يَا أَيُّهَا الَّذِينَ آمَنُوا أَطِيعُوا اللَّهَ وَأَطِيعُوا الرَّسُولَ وَلَا تُبْطِلُوا أَعْمَالَكُمْ

Hai orang-orang yang beriman, taatlah kepada Allah dan taatlah kepada rasul dan janganlah kamu merusakkan (pahala) amal-amalmu” (Qs. Muhammad: 33).

Para Pembaca yang dimuliakan oleh Allah SWT karena Iman dan Islamnya. Nah, Pada sesi terakhir ini kita akan membahas Metode Rosul SAW dalam meraih kekuasaan. Ada 3 tahapan dakwah yang beliau lakukan dalam meraih kekuasaan:

  1. Pembinaan dan pengkaderan umat

Dalam mengawali langkah dakwahnya, Rasulullah SAW. mendatangi orang-orang terdekat beliau dan secara terang-terangan mengajak orang-orang Makkah untuk masuk Islam. (Lihat: QS al-Mudatstsir [74]:1-2).

Rasulullah SAW melakukan kontak dengan orang-orang Makkah dan mengajarkan mereka al-Quran. Satu-persatu dari mereka memeluk Islam, Beliau kemudian memerintahkan kepada mereka yang lebih dulu memeluk Islam untuk mengajarkan al-Quran kepada yang lainnya. Beliau menjadikan rumah al-Arqam bin Abi al-Arqam sebagai pusat pembinaan.
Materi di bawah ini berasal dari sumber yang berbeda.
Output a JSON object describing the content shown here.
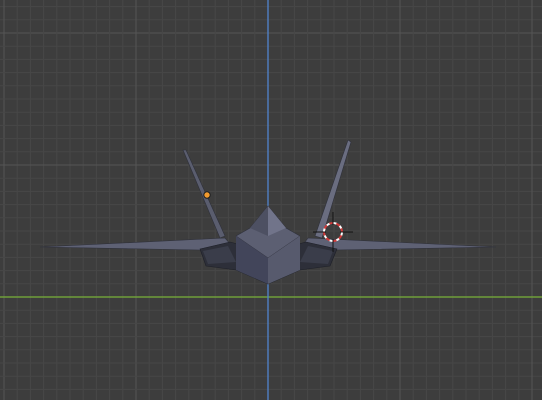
{
  "app": "3D Viewport",
  "viewport": {
    "view": "front-orthographic",
    "background": "#3d3d3d",
    "grid_minor_color": "#474747",
    "grid_major_color": "#555555",
    "axis_colors": {
      "vertical_z": "#4f7fc4",
      "horizontal_y": "#6f9f3a"
    }
  },
  "scene_objects": [
    {
      "name": "jet-aircraft-mesh",
      "type": "mesh",
      "color": "#4a4d5e",
      "selected": false
    },
    {
      "name": "light-object",
      "type": "light",
      "color": "#f29a2e"
    },
    {
      "name": "3d-cursor",
      "type": "cursor",
      "color_a": "#ffffff",
      "color_b": "#d13a3a"
    }
  ]
}
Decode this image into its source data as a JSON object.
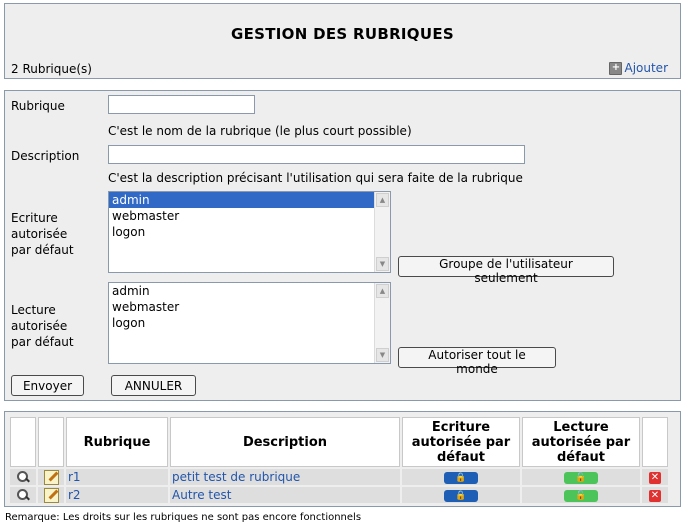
{
  "header": {
    "title": "GESTION DES RUBRIQUES",
    "count_text": "2 Rubrique(s)",
    "add_label": "Ajouter"
  },
  "form": {
    "rubrique_label": "Rubrique",
    "rubrique_value": "",
    "rubrique_hint": "C'est le nom de la rubrique (le plus court possible)",
    "description_label": "Description",
    "description_value": "",
    "description_hint": "C'est la description précisant l'utilisation qui sera faite de la rubrique",
    "ecriture_label": [
      "Ecriture",
      "autorisée",
      "par défaut"
    ],
    "ecriture_options": [
      "admin",
      "webmaster",
      "logon"
    ],
    "ecriture_selected": "admin",
    "groupe_button": "Groupe de l'utilisateur seulement",
    "lecture_label": [
      "Lecture",
      "autorisée",
      "par défaut"
    ],
    "lecture_options": [
      "admin",
      "webmaster",
      "logon"
    ],
    "lecture_selected": "",
    "autoriser_button": "Autoriser tout le monde",
    "submit_button": "Envoyer",
    "cancel_button": "ANNULER"
  },
  "table": {
    "headers": [
      "",
      "",
      "Rubrique",
      "Description",
      "Ecriture autorisée par défaut",
      "Lecture autorisée par défaut",
      ""
    ],
    "rows": [
      {
        "rubrique": "r1",
        "description": "petit test de rubrique"
      },
      {
        "rubrique": "r2",
        "description": "Autre test"
      }
    ]
  },
  "footnote": "Remarque: Les droits sur les rubriques ne sont pas encore fonctionnels",
  "colors": {
    "panel_bg": "#eeeeee",
    "link": "#2255aa",
    "selected": "#3169c6",
    "write_lock": "#1e5fb5",
    "read_lock": "#4cc45a",
    "delete": "#e03030"
  }
}
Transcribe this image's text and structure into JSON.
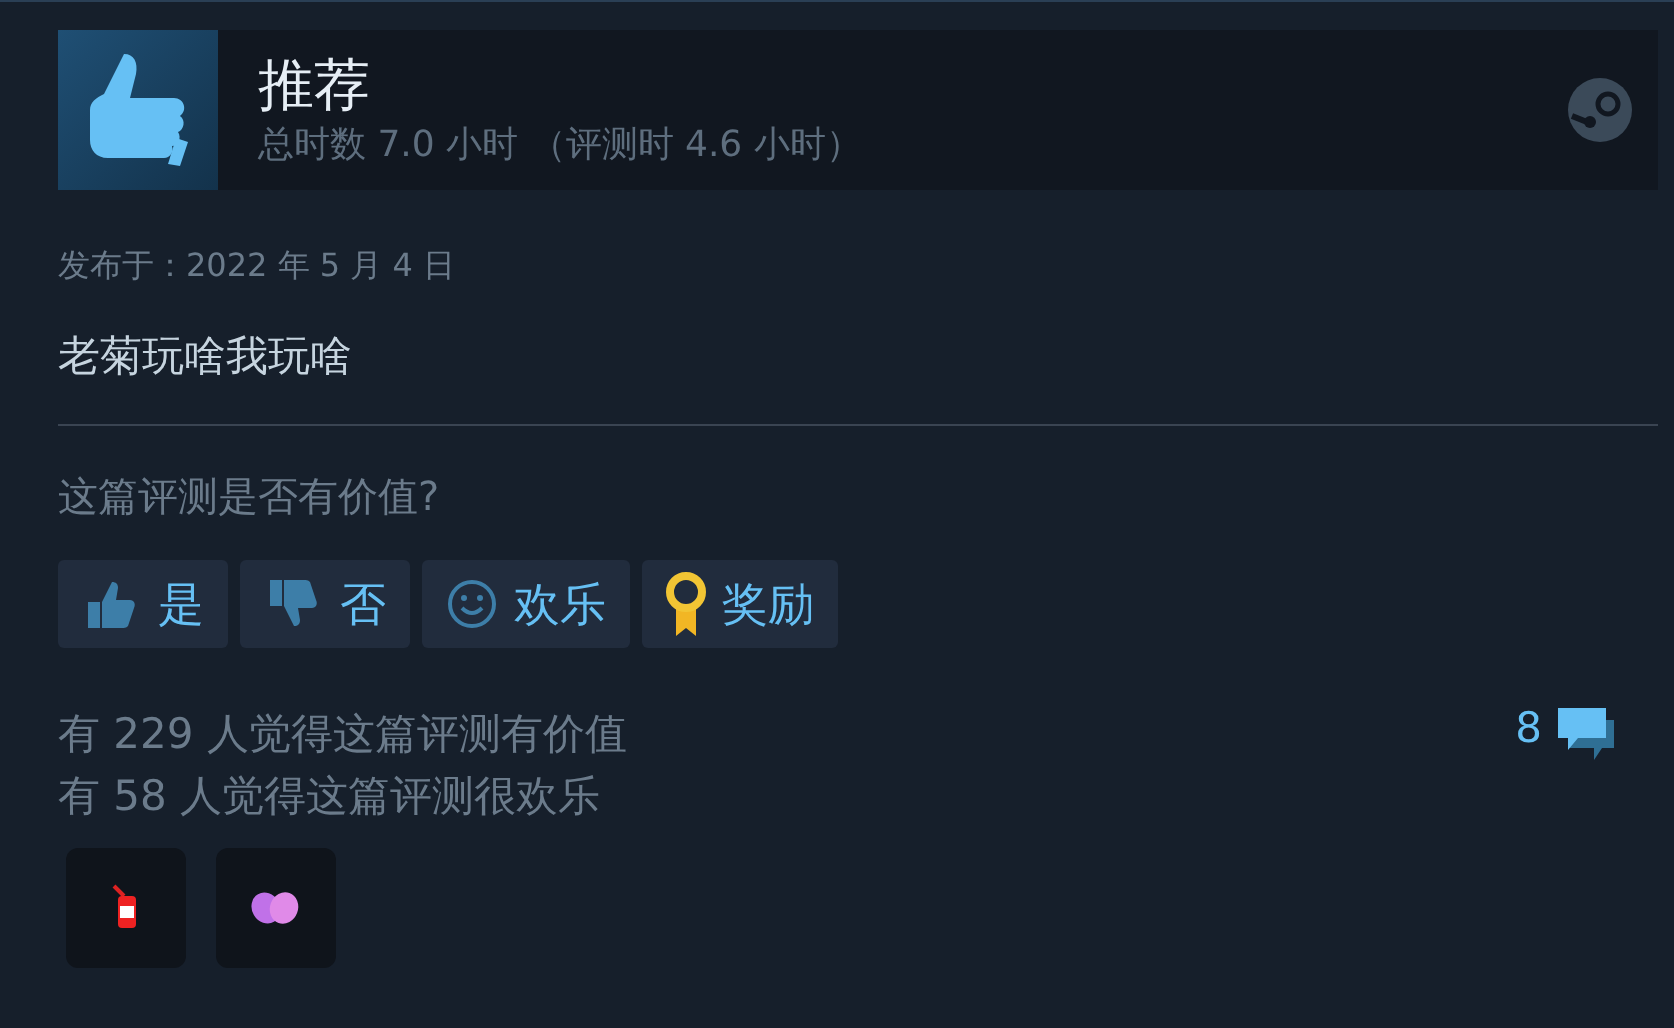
{
  "header": {
    "title": "推荐",
    "playtime": "总时数 7.0 小时 （评测时 4.6 小时）"
  },
  "review": {
    "posted": "发布于：2022 年 5 月 4 日",
    "text": "老菊玩啥我玩啥"
  },
  "helpful_prompt": "这篇评测是否有价值?",
  "buttons": [
    {
      "kind": "thumbs-up",
      "label": "是"
    },
    {
      "kind": "thumbs-down",
      "label": "否"
    },
    {
      "kind": "smile",
      "label": "欢乐"
    },
    {
      "kind": "award",
      "label": "奖励"
    }
  ],
  "stats": [
    "有 229 人觉得这篇评测有价值",
    "有 58 人觉得这篇评测很欢乐"
  ],
  "comments": {
    "count": "8"
  },
  "awards": [
    {
      "kind": "bottle"
    },
    {
      "kind": "hands"
    }
  ]
}
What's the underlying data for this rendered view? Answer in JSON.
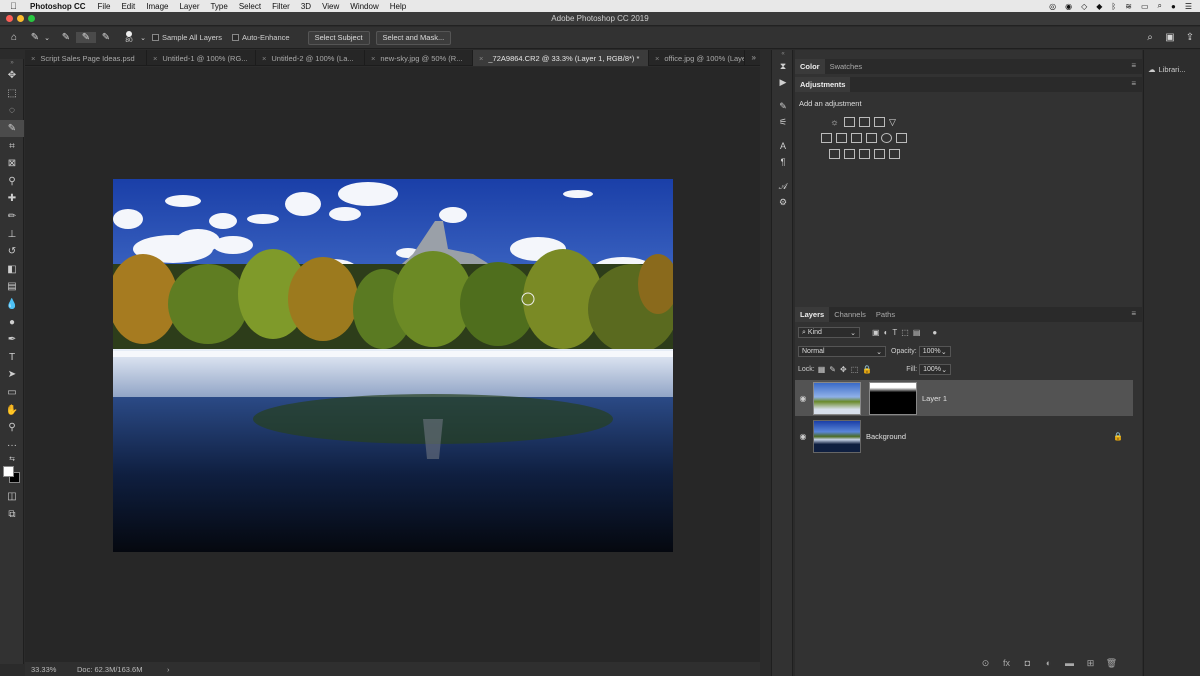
{
  "menubar": {
    "app_name": "Photoshop CC",
    "items": [
      "File",
      "Edit",
      "Image",
      "Layer",
      "Type",
      "Select",
      "Filter",
      "3D",
      "View",
      "Window",
      "Help"
    ]
  },
  "titlebar": {
    "title": "Adobe Photoshop CC 2019"
  },
  "options": {
    "brush_size": "80",
    "sample_all_layers": "Sample All Layers",
    "auto_enhance": "Auto-Enhance",
    "select_subject": "Select Subject",
    "select_and_mask": "Select and Mask..."
  },
  "tabs": [
    {
      "label": "Script Sales Page Ideas.psd",
      "active": false
    },
    {
      "label": "Untitled-1 @ 100% (RG...",
      "active": false
    },
    {
      "label": "Untitled-2 @ 100% (La...",
      "active": false
    },
    {
      "label": "new-sky.jpg @ 50% (R...",
      "active": false
    },
    {
      "label": "_72A9864.CR2 @ 33.3% (Layer 1, RGB/8*) *",
      "active": true
    },
    {
      "label": "office.jpg @ 100% (Laye...",
      "active": false
    }
  ],
  "status": {
    "zoom": "33.33%",
    "doc": "Doc: 62.3M/163.6M",
    "arrow": "›"
  },
  "color_panel": {
    "tabs": [
      "Color",
      "Swatches"
    ]
  },
  "adjustments_panel": {
    "tab": "Adjustments",
    "hint": "Add an adjustment"
  },
  "layers_panel": {
    "tabs": [
      "Layers",
      "Channels",
      "Paths"
    ],
    "filter_kind": "Kind",
    "blend_mode": "Normal",
    "opacity_label": "Opacity:",
    "opacity_value": "100%",
    "lock_label": "Lock:",
    "fill_label": "Fill:",
    "fill_value": "100%",
    "layers": [
      {
        "name": "Layer 1",
        "selected": true
      },
      {
        "name": "Background",
        "selected": false
      }
    ]
  },
  "right_dock": {
    "libraries": "Librari..."
  },
  "colors": {
    "accent": "#5a5a5a",
    "bg": "#2b2b2b"
  }
}
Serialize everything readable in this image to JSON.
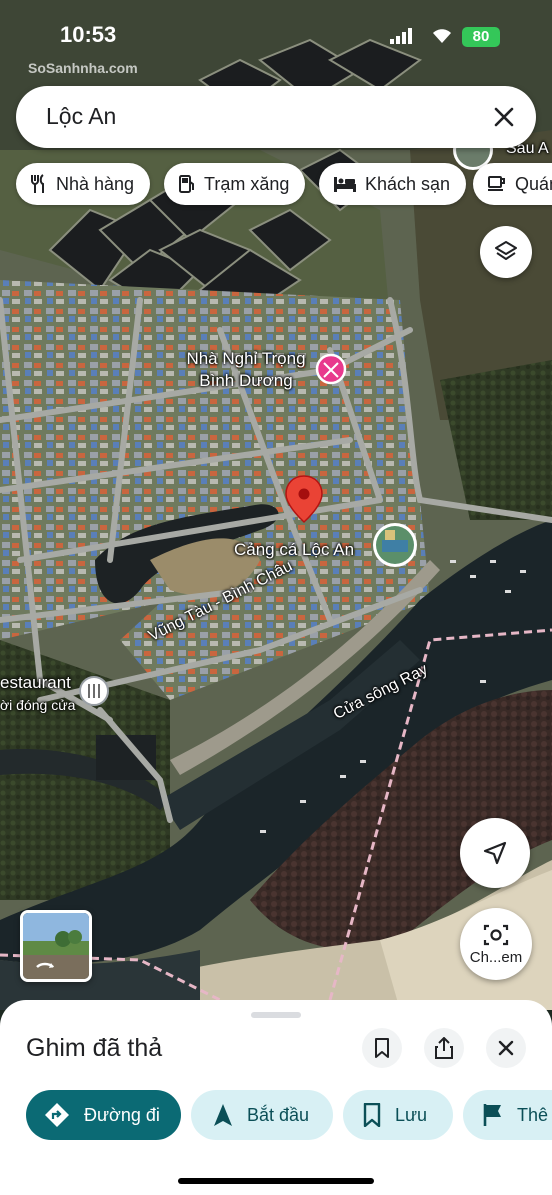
{
  "status_bar": {
    "time": "10:53",
    "battery": "80"
  },
  "watermark": "SoSanhnha.com",
  "search": {
    "query": "Lộc An",
    "close_icon": "close-icon"
  },
  "chips": [
    {
      "label": "Nhà hàng",
      "icon": "restaurant-icon"
    },
    {
      "label": "Trạm xăng",
      "icon": "gas-station-icon"
    },
    {
      "label": "Khách sạn",
      "icon": "hotel-icon"
    },
    {
      "label": "Quán",
      "icon": "coffee-icon"
    }
  ],
  "map": {
    "corner_label": "Sau A",
    "poi_guesthouse": "Nhà Nghỉ Trọng\nBình Dương",
    "poi_port": "Cảng cá Lộc An",
    "road": "Vũng Tàu - Bình Châu",
    "river": "Cửa sông Ray",
    "restaurant_name": "estaurant",
    "restaurant_status": "ời đóng cửa",
    "pin_color": "#ea4335",
    "poi_color": "#e8398d"
  },
  "lens": {
    "label": "Ch...em"
  },
  "sheet": {
    "title": "Ghim đã thả",
    "actions": {
      "directions": "Đường đi",
      "start": "Bắt đầu",
      "save": "Lưu",
      "label": "Thê"
    },
    "accent": "#0b6a74"
  }
}
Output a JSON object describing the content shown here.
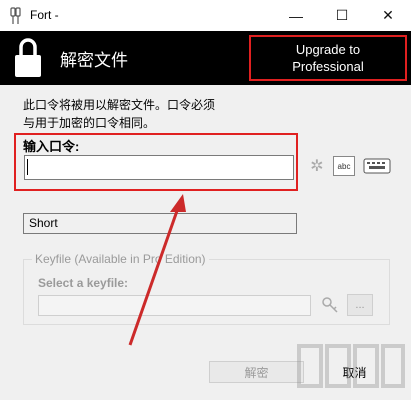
{
  "window": {
    "title": "Fort -",
    "minimize_glyph": "—",
    "maximize_glyph": "☐",
    "close_glyph": "✕"
  },
  "header": {
    "title": "解密文件",
    "upgrade_line1": "Upgrade to",
    "upgrade_line2": "Professional"
  },
  "description": {
    "line1": "此口令将被用以解密文件。口令必须",
    "line2": "与用于加密的口令相同。"
  },
  "password": {
    "label": "输入口令:",
    "value": ""
  },
  "tools": {
    "generate_glyph": "✲",
    "show_text": "abc"
  },
  "strength": {
    "text": "Short"
  },
  "keyfile": {
    "group_label": "Keyfile (Available in Pro Edition)",
    "select_label": "Select a keyfile:",
    "value": "",
    "browse_label": "..."
  },
  "buttons": {
    "decrypt": "解密",
    "cancel": "取消"
  },
  "colors": {
    "header_bg": "#000000",
    "highlight": "#e02020",
    "arrow": "#cc2a2a"
  }
}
Kemudian, Rasulullah SAW. dan para sahabatnya menjalankan aktivitas (shalat dan pengkajian Islam, pen.) secara sembunyi-sembunyi di Darul Arqam, yaitu setelah peristiwa perkelahian Sa‘ad bin Abi Waqash- (Sîrah al-Halabiyah. jilid I/456). Hal itu dilakukan Rasul dan para sahabatnya hingga tibanya dakwah secara terang-terangan, i‘lân (ekspose secara terang-terangan, pen.) pada tahun ke-4 setelah kenabian. (Ibid, jilid I/457).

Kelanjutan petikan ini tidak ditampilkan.